Defaults: in-memory ring with 1000 events / 5 minutes / 50 MiB cap per
stream. Override with eventStore: new MemoryEventStore({...}) or plug
in your own backend. Set eventStore: null to opt out.
Working example
A self-contained example lives at
examples/embed-express/:
an Express app and the harness daemon share one Node process, with a
custom authorize hook standing in for the host's real auth.
Embedding vs running the CLI: which?
- CLI is right for development.
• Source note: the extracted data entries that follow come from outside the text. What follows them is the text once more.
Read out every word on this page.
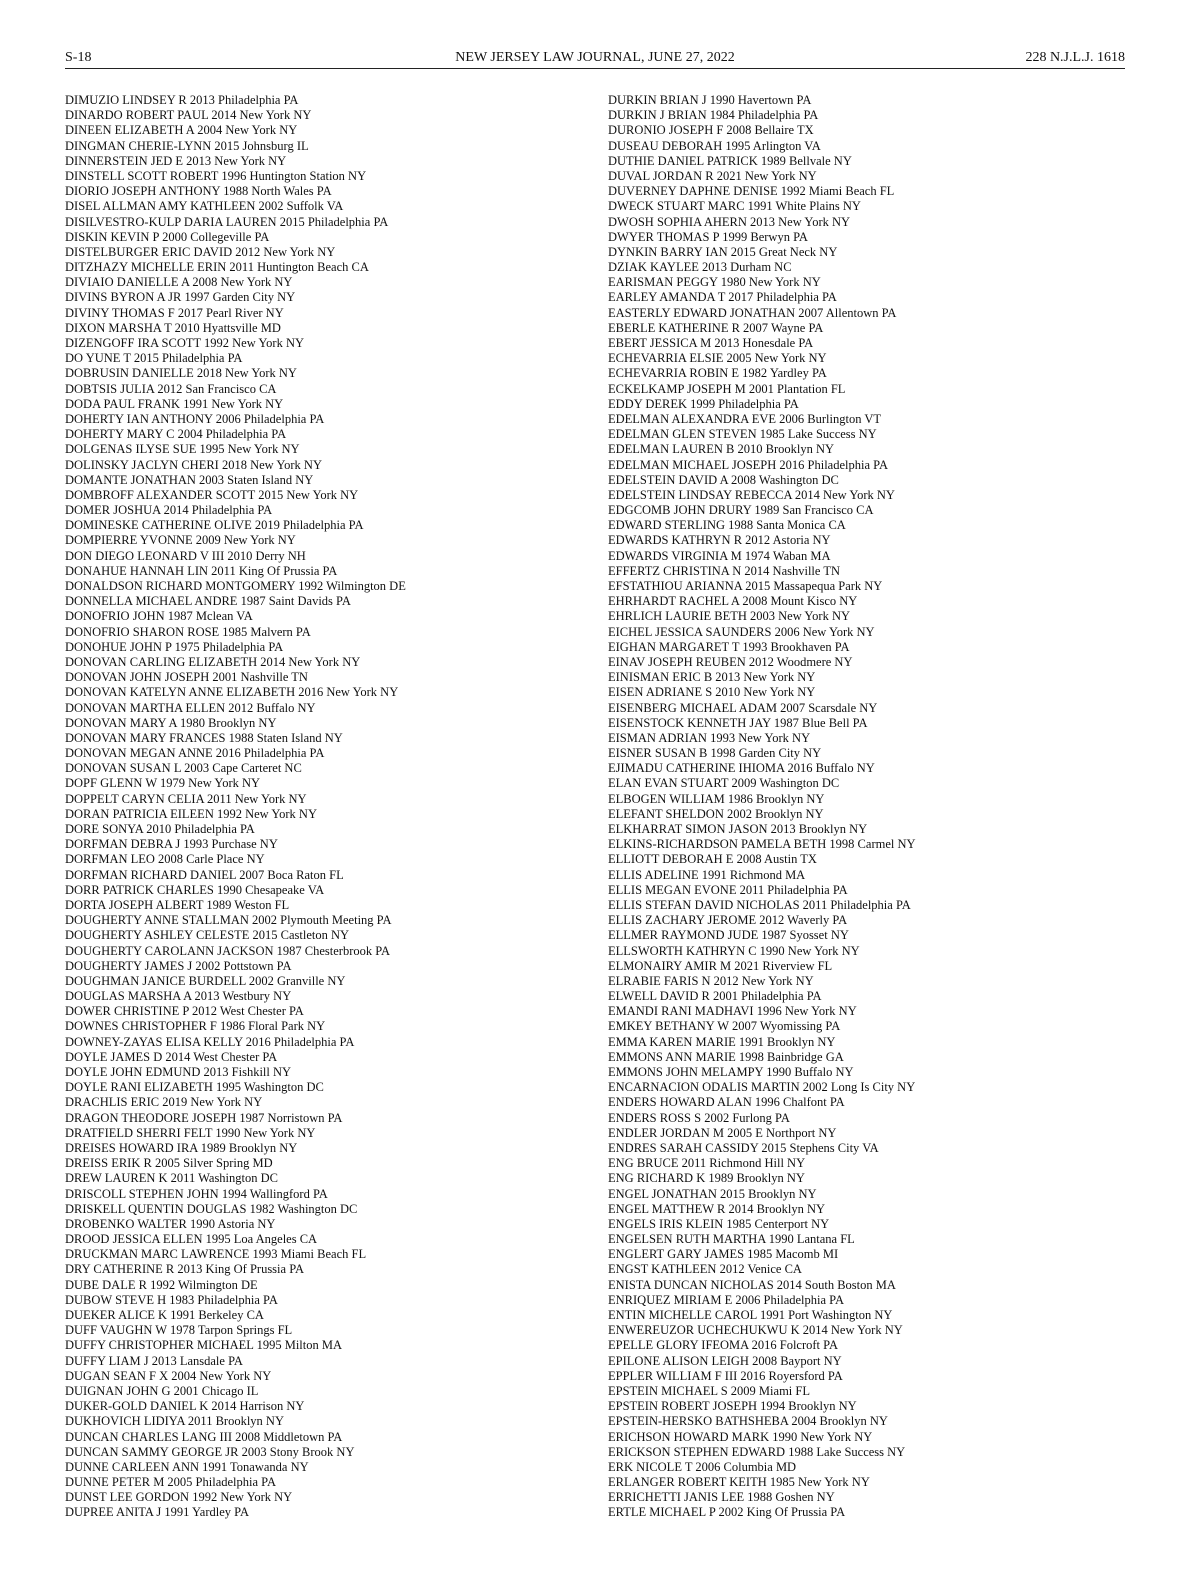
S-18	NEW JERSEY LAW JOURNAL, JUNE 27, 2022	228 N.J.L.J. 1618
DIMUZIO LINDSEY R 2013 Philadelphia PA
DINARDO ROBERT PAUL 2014 New York NY
DINEEN ELIZABETH A 2004 New York NY
DINGMAN CHERIE-LYNN 2015 Johnsburg IL
DINNERSTEIN JED E 2013 New York NY
DINSTELL SCOTT ROBERT 1996 Huntington Station NY
DIORIO JOSEPH ANTHONY 1988 North Wales PA
DISEL ALLMAN AMY KATHLEEN 2002 Suffolk VA
DISILVESTRO-KULP DARIA LAUREN 2015 Philadelphia PA
DISKIN KEVIN P 2000 Collegeville PA
DISTELBURGER ERIC DAVID 2012 New York NY
DITZHAZY MICHELLE ERIN 2011 Huntington Beach CA
DIVIAIO DANIELLE A 2008 New York NY
DIVINS BYRON A JR 1997 Garden City NY
DIVINY THOMAS F 2017 Pearl River NY
DIXON MARSHA T 2010 Hyattsville MD
DIZENGOFF IRA SCOTT 1992 New York NY
DO YUNE T 2015 Philadelphia PA
DOBRUSIN DANIELLE 2018 New York NY
DOBTSIS JULIA 2012 San Francisco CA
DODA PAUL FRANK 1991 New York NY
DOHERTY IAN ANTHONY 2006 Philadelphia PA
DOHERTY MARY C 2004 Philadelphia PA
DOLGENAS ILYSE SUE 1995 New York NY
DOLINSKY JACLYN CHERI 2018 New York NY
DOMANTE JONATHAN 2003 Staten Island NY
DOMBROFF ALEXANDER SCOTT 2015 New York NY
DOMER JOSHUA 2014 Philadelphia PA
DOMINESKE CATHERINE OLIVE 2019 Philadelphia PA
DOMPIERRE YVONNE 2009 New York NY
DON DIEGO LEONARD V III 2010 Derry NH
DONAHUE HANNAH LIN 2011 King Of Prussia PA
DONALDSON RICHARD MONTGOMERY 1992 Wilmington DE
DONNELLA MICHAEL ANDRE 1987 Saint Davids PA
DONOFRIO JOHN 1987 Mclean VA
DONOFRIO SHARON ROSE 1985 Malvern PA
DONOHUE JOHN P 1975 Philadelphia PA
DONOVAN CARLING ELIZABETH 2014 New York NY
DONOVAN JOHN JOSEPH 2001 Nashville TN
DONOVAN KATELYN ANNE ELIZABETH 2016 New York NY
DONOVAN MARTHA ELLEN 2012 Buffalo NY
DONOVAN MARY A 1980 Brooklyn NY
DONOVAN MARY FRANCES 1988 Staten Island NY
DONOVAN MEGAN ANNE 2016 Philadelphia PA
DONOVAN SUSAN L 2003 Cape Carteret NC
DOPF GLENN W 1979 New York NY
DOPPELT CARYN CELIA 2011 New York NY
DORAN PATRICIA EILEEN 1992 New York NY
DORE SONYA 2010 Philadelphia PA
DORFMAN DEBRA J 1993 Purchase NY
DORFMAN LEO 2008 Carle Place NY
DORFMAN RICHARD DANIEL 2007 Boca Raton FL
DORR PATRICK CHARLES 1990 Chesapeake VA
DORTA JOSEPH ALBERT 1989 Weston FL
DOUGHERTY ANNE STALLMAN 2002 Plymouth Meeting PA
DOUGHERTY ASHLEY CELESTE 2015 Castleton NY
DOUGHERTY CAROLANN JACKSON 1987 Chesterbrook PA
DOUGHERTY JAMES J 2002 Pottstown PA
DOUGHMAN JANICE BURDELL 2002 Granville NY
DOUGLAS MARSHA A 2013 Westbury NY
DOWER CHRISTINE P 2012 West Chester PA
DOWNES CHRISTOPHER F 1986 Floral Park NY
DOWNEY-ZAYAS ELISA KELLY 2016 Philadelphia PA
DOYLE JAMES D 2014 West Chester PA
DOYLE JOHN EDMUND 2013 Fishkill NY
DOYLE RANI ELIZABETH 1995 Washington DC
DRACHLIS ERIC 2019 New York NY
DRAGON THEODORE JOSEPH 1987 Norristown PA
DRATFIELD SHERRI FELT 1990 New York NY
DREISES HOWARD IRA 1989 Brooklyn NY
DREISS ERIK R 2005 Silver Spring MD
DREW LAUREN K 2011 Washington DC
DRISCOLL STEPHEN JOHN 1994 Wallingford PA
DRISKELL QUENTIN DOUGLAS 1982 Washington DC
DROBENKO WALTER 1990 Astoria NY
DROOD JESSICA ELLEN 1995 Loa Angeles CA
DRUCKMAN MARC LAWRENCE 1993 Miami Beach FL
DRY CATHERINE R 2013 King Of Prussia PA
DUBE DALE R 1992 Wilmington DE
DUBOW STEVE H 1983 Philadelphia PA
DUEKER ALICE K 1991 Berkeley CA
DUFF VAUGHN W 1978 Tarpon Springs FL
DUFFY CHRISTOPHER MICHAEL 1995 Milton MA
DUFFY LIAM J 2013 Lansdale PA
DUGAN SEAN F X 2004 New York NY
DUIGNAN JOHN G 2001 Chicago IL
DUKER-GOLD DANIEL K 2014 Harrison NY
DUKHOVICH LIDIYA 2011 Brooklyn NY
DUNCAN CHARLES LANG III 2008 Middletown PA
DUNCAN SAMMY GEORGE JR 2003 Stony Brook NY
DUNNE CARLEEN ANN 1991 Tonawanda NY
DUNNE PETER M 2005 Philadelphia PA
DUNST LEE GORDON 1992 New York NY
DUPREE ANITA J 1991 Yardley PA
DURKIN BRIAN J 1990 Havertown PA
DURKIN J BRIAN 1984 Philadelphia PA
DURONIO JOSEPH F 2008 Bellaire TX
DUSEAU DEBORAH 1995 Arlington VA
DUTHIE DANIEL PATRICK 1989 Bellvale NY
DUVAL JORDAN R 2021 New York NY
DUVERNEY DAPHNE DENISE 1992 Miami Beach FL
DWECK STUART MARC 1991 White Plains NY
DWOSH SOPHIA AHERN 2013 New York NY
DWYER THOMAS P 1999 Berwyn PA
DYNKIN BARRY IAN 2015 Great Neck NY
DZIAK KAYLEE 2013 Durham NC
EARISMAN PEGGY 1980 New York NY
EARLEY AMANDA T 2017 Philadelphia PA
EASTERLY EDWARD JONATHAN 2007 Allentown PA
EBERLE KATHERINE R 2007 Wayne PA
EBERT JESSICA M 2013 Honesdale PA
ECHEVARRIA ELSIE 2005 New York NY
ECHEVARRIA ROBIN E 1982 Yardley PA
ECKELKAMP JOSEPH M 2001 Plantation FL
EDDY DEREK 1999 Philadelphia PA
EDELMAN ALEXANDRA EVE 2006 Burlington VT
EDELMAN GLEN STEVEN 1985 Lake Success NY
EDELMAN LAUREN B 2010 Brooklyn NY
EDELMAN MICHAEL JOSEPH 2016 Philadelphia PA
EDELSTEIN DAVID A 2008 Washington DC
EDELSTEIN LINDSAY REBECCA 2014 New York NY
EDGCOMB JOHN DRURY 1989 San Francisco CA
EDWARD STERLING 1988 Santa Monica CA
EDWARDS KATHRYN R 2012 Astoria NY
EDWARDS VIRGINIA M 1974 Waban MA
EFFERTZ CHRISTINA N 2014 Nashville TN
EFSTATHIOU ARIANNA 2015 Massapequa Park NY
EHRHARDT RACHEL A 2008 Mount Kisco NY
EHRLICH LAURIE BETH 2003 New York NY
EICHEL JESSICA SAUNDERS 2006 New York NY
EIGHAN MARGARET T 1993 Brookhaven PA
EINAV JOSEPH REUBEN 2012 Woodmere NY
EINISMAN ERIC B 2013 New York NY
EISEN ADRIANE S 2010 New York NY
EISENBERG MICHAEL ADAM 2007 Scarsdale NY
EISENSTOCK KENNETH JAY 1987 Blue Bell PA
EISMAN ADRIAN 1993 New York NY
EISNER SUSAN B 1998 Garden City NY
EJIMADU CATHERINE IHIOMA 2016 Buffalo NY
ELAN EVAN STUART 2009 Washington DC
ELBOGEN WILLIAM 1986 Brooklyn NY
ELEFANT SHELDON 2002 Brooklyn NY
ELKHARRAT SIMON JASON 2013 Brooklyn NY
ELKINS-RICHARDSON PAMELA BETH 1998 Carmel NY
ELLIOTT DEBORAH E 2008 Austin TX
ELLIS ADELINE 1991 Richmond MA
ELLIS MEGAN EVONE 2011 Philadelphia PA
ELLIS STEFAN DAVID NICHOLAS 2011 Philadelphia PA
ELLIS ZACHARY JEROME 2012 Waverly PA
ELLMER RAYMOND JUDE 1987 Syosset NY
ELLSWORTH KATHRYN C 1990 New York NY
ELMONAIRY AMIR M 2021 Riverview FL
ELRABIE FARIS N 2012 New York NY
ELWELL DAVID R 2001 Philadelphia PA
EMANDI RANI MADHAVI 1996 New York NY
EMKEY BETHANY W 2007 Wyomissing PA
EMMA KAREN MARIE 1991 Brooklyn NY
EMMONS ANN MARIE 1998 Bainbridge GA
EMMONS JOHN MELAMPY 1990 Buffalo NY
ENCARNACION ODALIS MARTIN 2002 Long Is City NY
ENDERS HOWARD ALAN 1996 Chalfont PA
ENDERS ROSS S 2002 Furlong PA
ENDLER JORDAN M 2005 E Northport NY
ENDRES SARAH CASSIDY 2015 Stephens City VA
ENG BRUCE 2011 Richmond Hill NY
ENG RICHARD K 1989 Brooklyn NY
ENGEL JONATHAN 2015 Brooklyn NY
ENGEL MATTHEW R 2014 Brooklyn NY
ENGELS IRIS KLEIN 1985 Centerport NY
ENGELSEN RUTH MARTHA 1990 Lantana FL
ENGLERT GARY JAMES 1985 Macomb MI
ENGST KATHLEEN 2012 Venice CA
ENISTA DUNCAN NICHOLAS 2014 South Boston MA
ENRIQUEZ MIRIAM E 2006 Philadelphia PA
ENTIN MICHELLE CAROL 1991 Port Washington NY
ENWEREUZOR UCHECHUKWU K 2014 New York NY
EPELLE GLORY IFEOMA 2016 Folcroft PA
EPILONE ALISON LEIGH 2008 Bayport NY
EPPLER WILLIAM F III 2016 Royersford PA
EPSTEIN MICHAEL S 2009 Miami FL
EPSTEIN ROBERT JOSEPH 1994 Brooklyn NY
EPSTEIN-HERSKO BATHSHEBA 2004 Brooklyn NY
ERICHSON HOWARD MARK 1990 New York NY
ERICKSON STEPHEN EDWARD 1988 Lake Success NY
ERK NICOLE T 2006 Columbia MD
ERLANGER ROBERT KEITH 1985 New York NY
ERRICHETTI JANIS LEE 1988 Goshen NY
ERTLE MICHAEL P 2002 King Of Prussia PA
Devs run
npx @harness-fe/mcp-serveralongside their dev server; AI agents (Claude Code / Cursor / Kiro) speak to it over stdio MCP. The CLI is what 99% of users want. createDaemonis right when your product embeds the harness — for example, a hosted dev environment that runs the daemon under its own auth so users don't have to install or configure anything.
What it exposes
Tools across these domains (see Architecture):
- page —
navigate,click,type,dom_query,evaluate,screenshot, … - console / network / errors — tail and search runtime events
- session — list, replay, slice rrweb recordings
- project —
source,where_is,module_graph(source-code intelligence) - tasks — point-and-task annotation queue
Persistence lives in ~/.harness/ (JSONL event logs + JSON records).